И знаменитые Пекины бутсы влетели в окно вагона, где молча и сердито их взял серьёзный наш Пека.

Когда ночью в поезде все заснули, Пека тихонько встал и выбросил бутсы в окно. Поезд шёл полным ходом, за окном неслась турецкая ночь. Теперь уже Пека твёрдо знал, что он отделался от своих бутс. Но едва мы приехали в город Анкару, как на вокзале нас спросили:

— Скажите, ни у кого из вас не выпадали из окна вагона футбольные ботинки? Мы получили телеграмму, что из скорого поезда на сорок третьем перегоне вылетели бутсы. Вы не беспокойтесь. Их завтра доставят сюда поездом.

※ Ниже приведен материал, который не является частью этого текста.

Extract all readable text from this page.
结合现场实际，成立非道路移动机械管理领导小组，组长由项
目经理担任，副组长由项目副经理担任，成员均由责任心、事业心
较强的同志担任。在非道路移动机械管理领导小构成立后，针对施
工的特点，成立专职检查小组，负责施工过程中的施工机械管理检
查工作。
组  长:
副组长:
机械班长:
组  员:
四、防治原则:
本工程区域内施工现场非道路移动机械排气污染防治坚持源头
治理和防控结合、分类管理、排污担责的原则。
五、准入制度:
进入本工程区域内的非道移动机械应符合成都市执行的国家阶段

Так бутсы второй раз догнали Пеку. Больше он уже не пытался отделаться от них.

В Стамбуле мы сели на пароход «Чичерин». Пека спрятал свои злополучные бутсы под корабельную койку, и все о них забыли.

К ночи в Чёрном море начался шторм. Корабль стало качать. Сперва качало с носа на корму, с кормы на нос, с носа на корму. Потом стало шатать с боку на бок, с боку на бок, с боку на бок. В столовой суп выливался из тарелок, из буфета выпрыгивали стаканы. Занавеска на дверях каюты поднималась к потолку, как будто её сквозняком притянуло. Всё качалось, всё шаталось, всех тошнило.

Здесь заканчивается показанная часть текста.